Oil, Iran’s main source of foreign exchange, will not be covered, however spot FX and CFDs will be totally accessible by Iranian customers when provided by British, French or German firms. Given that London’s Tier 1 banks which provide 45% of the entire world’s FX order flow are British, French and German in origin, a trade deal like this that allows Iran to access payment channels and its customers trade with British CFD firms and have the order flow conducted by British, French and German (for example Barclays, Soc Gen and Deutsche Bank) in London’s Canary Wharf, may well signal a new economic empowerment in Iran and a massive boost for the UK electronic trading business.
Iran is currently completely untapped by Western brokerages and therefore Iranian FX traders have been hampered by limited choice, only being able to operate with less than reputable Middle Eastern firms with no liquidity arrangement, and placing client funds in third tier Middle Eastern banks which has often proven to be a serious means of risking personal capital with absolutely no recourse if something goes wrong or if the broker is less than scrupulous.
(I am aware of a case 10 years ago in which an employee of a Middle Eastern brokerage, employing Parsi-speaking Israelis, managed to extort over $50 million in client funds from the brokerage by conversing with customers in Iran by telephone in Parsi, a language not understood by the brokerage owners, stating that the firm had moved its bank accounts to Jordan and that they should deposit there – when actually the accounts were owned by the employee who then ran off with the clients, and the brokerage’s money – Ed).
In a statement, the US Embassy in Berlin said: “As the President has made clear, entities that continue to engage in sanctionable activity involving Iran risk severe consequences that could include losing access to the US financial system and the ability to do business with the United States or US companies.”
However, it added it did not expect the new payments system would “in any way impact our maximum economic pressure campaign” against Iran.
On Thursday Mr Hunt said INSTEX was “part of European efforts to preserve and support the Iran nuclear deal” and “preserve sanctions relief for the people of Iran”.

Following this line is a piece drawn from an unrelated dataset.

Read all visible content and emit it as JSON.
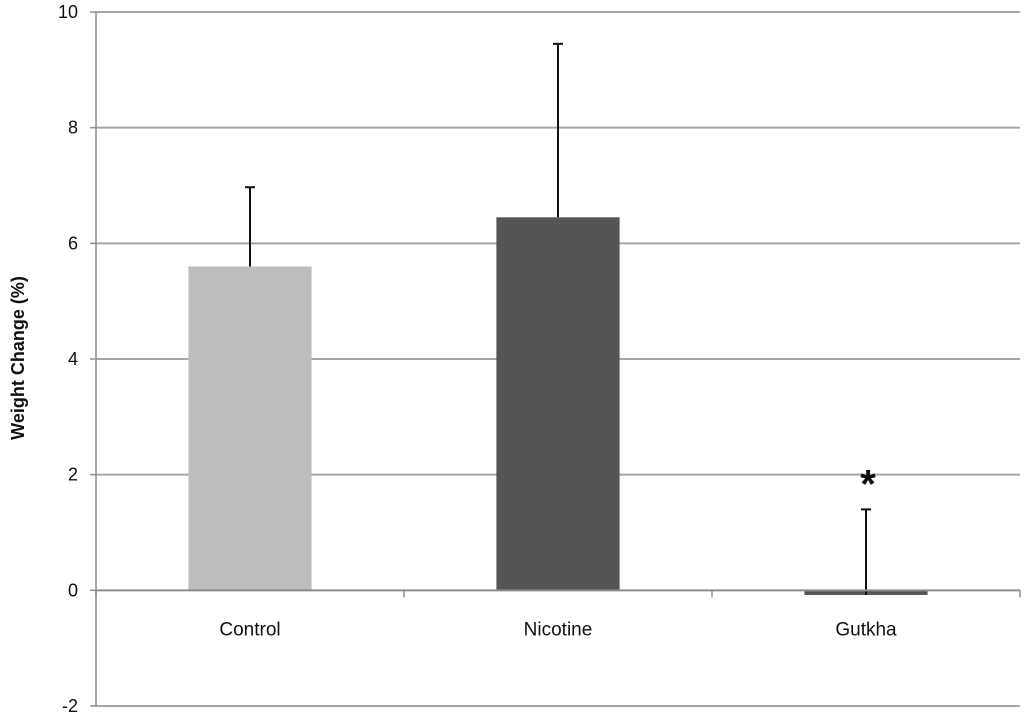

“This is a clear, practical demonstration that we remain firmly committed to the historic 2015 nuclear deal struck with Iran, the Joint Comprehensive Plan of Action, for as long as Iran keeps implementing it fully,” he added.
He said more work needed to be done to get the system up and running: “That includes work with Iran to establish the necessary counterpart structures.”
It is very likely that good quality firms in Europe will wish to serve Iranian customers and that Iranian customers will be glad of the ability to trade with well regulated firms with a long history and good quality secure banking.
Diplomacy in business is therefore a good thing.